Any contractor who thinks DBE1(or MWBE2) requirements can be taken lightly, should read on.
In 2010 a paving contractor entered into a contract with Orange County to repave certain county roads. The Notice to Bidders, which was part of the contract, told the bidders that at least 5% of the work on the project was to be performed by DBE subcontractors. The general specifications to the contract also told the contractors that the work had to conform to the New York State Department of Transportation (NYSDOT) Standard Specifications for Construction and Materials dated May 1, 2008. That specification indicated that the NYSDOT would decide whether the contractor’s efforts to obtain Disadvantaged/Minority/Women’s Business Enterprise were made in good faith in an effort to meet the DBE goals for the project. The contract also entitled the County to make an equitable deduction from the contract price for any work not done in accordance with the project specifications.
The Contractor completed its work but did not satisfy the 5% DBE requirement. NYSDOT advised the County that it was reducing federal financing for the project by the sum of $114,806.25, based upon its determination that the Contractor failed to carry out its DBE commitments in good faith. The County, in turn, notified the Contractor that it was going to back charge the Contractor the same amount.
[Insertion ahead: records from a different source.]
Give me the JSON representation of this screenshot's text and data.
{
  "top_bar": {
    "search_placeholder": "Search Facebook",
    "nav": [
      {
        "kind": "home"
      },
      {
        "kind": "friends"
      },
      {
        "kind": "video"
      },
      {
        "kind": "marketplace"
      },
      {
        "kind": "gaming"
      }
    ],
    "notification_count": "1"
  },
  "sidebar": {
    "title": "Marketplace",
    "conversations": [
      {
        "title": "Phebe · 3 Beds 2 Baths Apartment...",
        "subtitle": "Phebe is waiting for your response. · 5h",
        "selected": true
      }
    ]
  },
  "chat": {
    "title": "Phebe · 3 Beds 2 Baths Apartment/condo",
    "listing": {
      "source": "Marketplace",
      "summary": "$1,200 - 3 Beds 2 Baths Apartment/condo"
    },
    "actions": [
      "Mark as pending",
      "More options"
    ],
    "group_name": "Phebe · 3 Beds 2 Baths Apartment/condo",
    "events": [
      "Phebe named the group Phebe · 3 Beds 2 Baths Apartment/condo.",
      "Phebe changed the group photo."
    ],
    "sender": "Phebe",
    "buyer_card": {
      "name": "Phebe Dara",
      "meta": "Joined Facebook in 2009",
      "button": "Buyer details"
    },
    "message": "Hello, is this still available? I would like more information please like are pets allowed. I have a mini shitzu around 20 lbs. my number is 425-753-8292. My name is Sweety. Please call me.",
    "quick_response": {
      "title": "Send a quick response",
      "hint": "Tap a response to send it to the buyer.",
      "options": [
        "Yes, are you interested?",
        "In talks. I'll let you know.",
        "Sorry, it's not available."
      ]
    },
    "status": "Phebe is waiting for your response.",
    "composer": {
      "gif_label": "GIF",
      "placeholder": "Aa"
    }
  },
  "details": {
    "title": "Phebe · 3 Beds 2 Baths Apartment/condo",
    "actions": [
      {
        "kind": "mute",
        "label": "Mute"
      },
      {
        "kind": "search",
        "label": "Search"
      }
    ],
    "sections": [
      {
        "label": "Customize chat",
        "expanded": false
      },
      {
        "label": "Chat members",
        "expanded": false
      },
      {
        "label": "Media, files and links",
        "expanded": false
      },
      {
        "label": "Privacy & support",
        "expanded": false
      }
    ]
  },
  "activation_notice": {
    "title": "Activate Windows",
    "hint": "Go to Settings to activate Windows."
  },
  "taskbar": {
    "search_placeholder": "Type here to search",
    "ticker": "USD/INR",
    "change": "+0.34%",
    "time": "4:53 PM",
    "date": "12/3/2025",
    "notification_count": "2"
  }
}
The Contractor sued the County for breach of contract. The County moved for summary judgment, and the Contractor cross-moved for summary judgment. The Supreme Court granted the County’s motion dismissing the Contractor’s cause of action to recover $114,806.25, and it denied the Contractor’s cross-motion. The Contractor appealed to the Appellate Division, Second Department3.
In a short decision, the appellate court said that the County had established its prima facie entitlement to judgment as a matter of law, as the evidence submitted by the County demonstrated that the contract required at least 5% of the work be performed by DBE subcontractors, and that the NYSDOT’s determination that the Contractor failed to carry out its DBE commitments in good faith, entitled the County to make a deduction from the contract price. The Contractor, said the appellate court, failed to raise a triable issue of fact to defeat the County’s motion.
That meant that the Contractor was not able to demonstrate what, if anything, it did to comply with the DBE requirements for the project.
That is the lesson to be learned here.
If your construction business enters into contracts that contain DBE requirements (and almost all public work contracts do) and you do not want to find yourself looking down the barrel of a hefty back charge, you have to document, document and document again all of the steps you took and effort you went through to comply with the DBE requirements – pre-bid, during the bid, and post-contract. That includes, prior to bidding, maintaining and updating listings of qualified DBE that can be solicited for construction, equipment, services and supplies in your geographic area, contacting appropriate sources in your geographic area and state to identify qualified DBEs, notifying the public agency you contracted with to let them know when you are having problems fulfilling DBE requirements and seeking their “advice”. DBE and MWBE requirements are here to stay. Approach them seriously and conscientiously, or pay the price for not doing so.
1 Disadvantaged Business Enterprises
2Minority and Women Owned Business Enterprises
3Sullivan County Paving & Construction, Inc. v. County of Orange, 127 AD3d 959, 2d Dept. 2015.